Virtual reality for biochemistry education: the cellular factory

Barrow, John; Hurst, W.S.K.; Edman, Joakim; Ariesen, N.; Krampe, C.


Virtual Reality (VR) involves the coupling of visual communication hardware and software. The technology is capable of offering transformative educational practice and is increasingly being adopted within the biochemistry domain to better understand complex biochemical processes. This article documents a pilot study for the efficacy of VR in biochemistry education at undergraduate university level, focusing on the citric acid cycle: a central process for extracting energy in most cellular life forms. 10 participants were equipped with a VR headset and electrodermal activity (EDA) sensors, then immersed within a digital environment where they were able to learn the 8 main steps of the citric acid cycle within a virtual lab by completing 8 levels of activity.
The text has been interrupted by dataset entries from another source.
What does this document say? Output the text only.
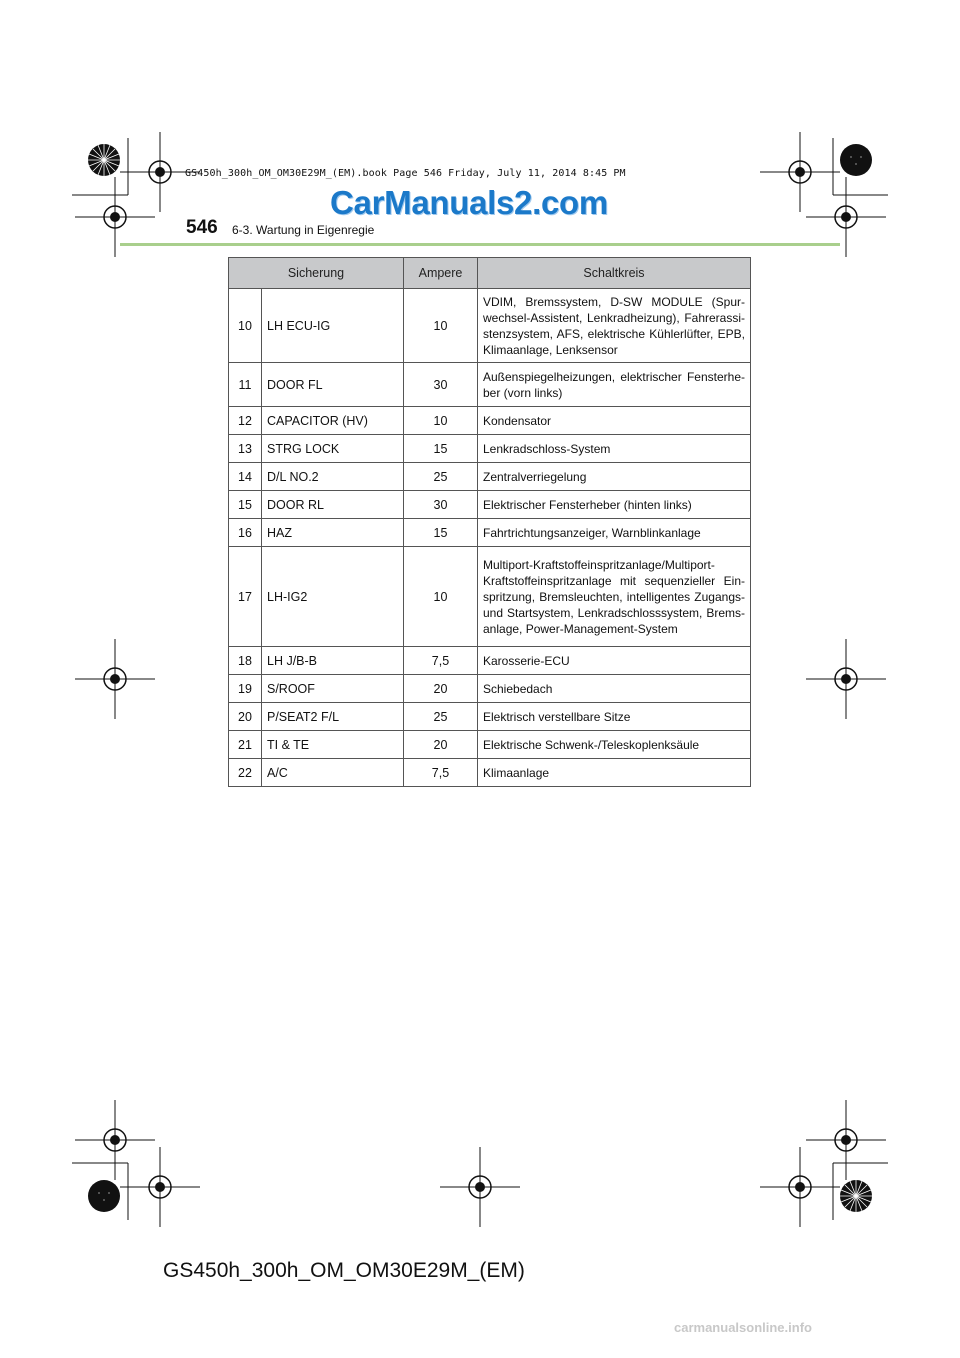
GS450h_300h_OM_OM30E29M_(EM).book Page 546 Friday, July 11, 2014 8:45 PM
CarManuals2.com
546 6-3. Wartung in Eigenregie
Sicherung		Ampere	Schaltkreis
10	LH ECU-IG	10	VDIM, Bremssystem, D-SW MODULE (Spur-wechsel-Assistent, Lenkradheizung), Fahrerassi-stenzsystem, AFS, elektrische Kühlerlüfter, EPB, Klimaanlage, Lenksensor
11	DOOR FL	30	Außenspiegelheizungen, elektrischer Fensterhe-ber (vorn links)
12	CAPACITOR (HV)	10	Kondensator
13	STRG LOCK	15	Lenkradschloss-System
14	D/L NO.2	25	Zentralverriegelung
15	DOOR RL	30	Elektrischer Fensterheber (hinten links)
16	HAZ	15	Fahrtrichtungsanzeiger, Warnblinkanlage
17	LH-IG2	10	Multiport-Kraftstoffeinspritzanlage/Multiport-Kraftstoffeinspritzanlage mit sequenzieller Ein-spritzung, Bremsleuchten, intelligentes Zugangs- und Startsystem, Lenkradschlosssystem, Brems-anlage, Power-Management-System
18	LH J/B-B	7,5	Karosserie-ECU
19	S/ROOF	20	Schiebedach
20	P/SEAT2 F/L	25	Elektrisch verstellbare Sitze
21	TI & TE	20	Elektrische Schwenk-/Teleskoplenksäule
22	A/C	7,5	Klimaanlage
GS450h_300h_OM_OM30E29M_(EM)
carmanualsonline.info
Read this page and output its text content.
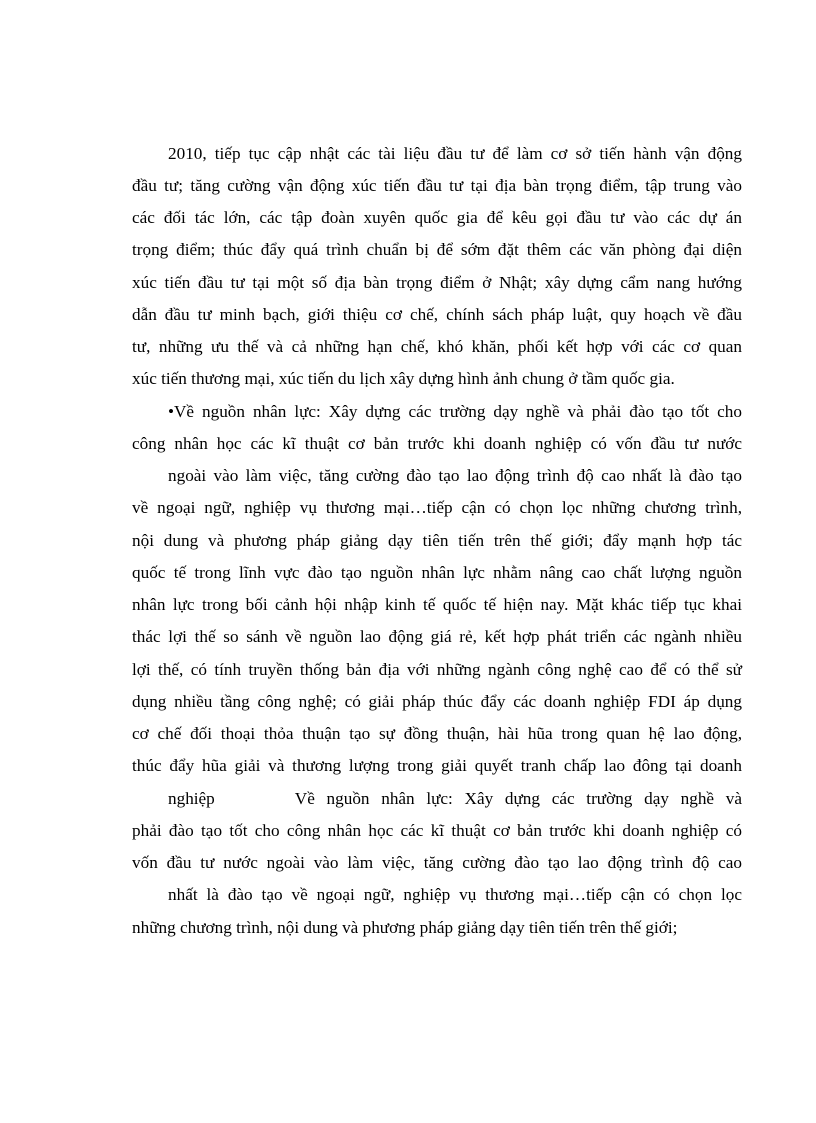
2010, tiếp tục cập nhật các tài liệu đầu tư để làm cơ sở tiến hành vận động
đầu tư; tăng cường vận động xúc tiến đầu tư tại địa bàn trọng điểm, tập trung vào
các đối tác lớn, các tập đoàn xuyên quốc gia để kêu gọi đầu tư vào các dự án
trọng điểm; thúc đẩy quá trình chuẩn bị để sớm đặt thêm các văn phòng đại diện
xúc tiến đầu tư tại một số địa bàn trọng điểm ở Nhật; xây dựng cẩm nang hướng
dẫn đầu tư minh bạch, giới thiệu cơ chế, chính sách pháp luật, quy hoạch về đầu
tư, những ưu thế và cả những hạn chế, khó khăn, phối kết hợp với các cơ quan
xúc tiến thương mại, xúc tiến du lịch xây dựng hình ảnh chung ở tầm quốc gia.
•Về nguồn nhân lực: Xây dựng các trường dạy nghề và phải đào tạo tốt cho
công nhân học các kĩ thuật cơ bản trước khi doanh nghiệp có vốn đầu tư nước
ngoài vào làm việc, tăng cường đào tạo lao động trình độ cao nhất là đào tạo
về ngoại ngữ, nghiệp vụ thương mại…tiếp cận có chọn lọc những chương trình,
nội dung và phương pháp giảng dạy tiên tiến trên thế giới; đẩy mạnh hợp tác
quốc tế trong lĩnh vực đào tạo nguồn nhân lực nhằm nâng cao chất lượng nguồn
nhân lực trong bối cảnh hội nhập kinh tế quốc tế hiện nay. Mặt khác tiếp tục khai
thác lợi thế so sánh về nguồn lao động giá rẻ, kết hợp phát triển các ngành nhiều
lợi thế, có tính truyền thống bản địa với những ngành công nghệ cao để có thể sử
dụng nhiều tầng công nghệ; có giải pháp thúc đẩy các doanh nghiệp FDI áp dụng
cơ chế đối thoại thỏa thuận tạo sự đồng thuận, hài hũa trong quan hệ lao động,
thúc đẩy hũa giải và thương lượng trong giải quyết tranh chấp lao đông tại doanh
nghiệp	Về nguồn nhân lực: Xây dựng các trường dạy nghề và
phải đào tạo tốt cho công nhân học các kĩ thuật cơ bản trước khi doanh nghiệp có
vốn đầu tư nước ngoài vào làm việc, tăng cường đào tạo lao động trình độ cao
nhất là đào tạo về ngoại ngữ, nghiệp vụ thương mại…tiếp cận có chọn lọc
những chương trình, nội dung và phương pháp giảng dạy tiên tiến trên thế giới;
Post and pre surveys were taken, along with EDA readings throughout the students’ interaction with VR. Research findings support the hypothesis that VR increase students’ understanding, particularly if students feel engaged, stimulated and intend to use the technology. Moreover, EDA analysis indicated that the majority of participants demonstrate enhanced engagement in the education-based VR-experience as measured by elevated levels of skin conductance, a marker for autonomic arousal and a measure of engagement in an activity.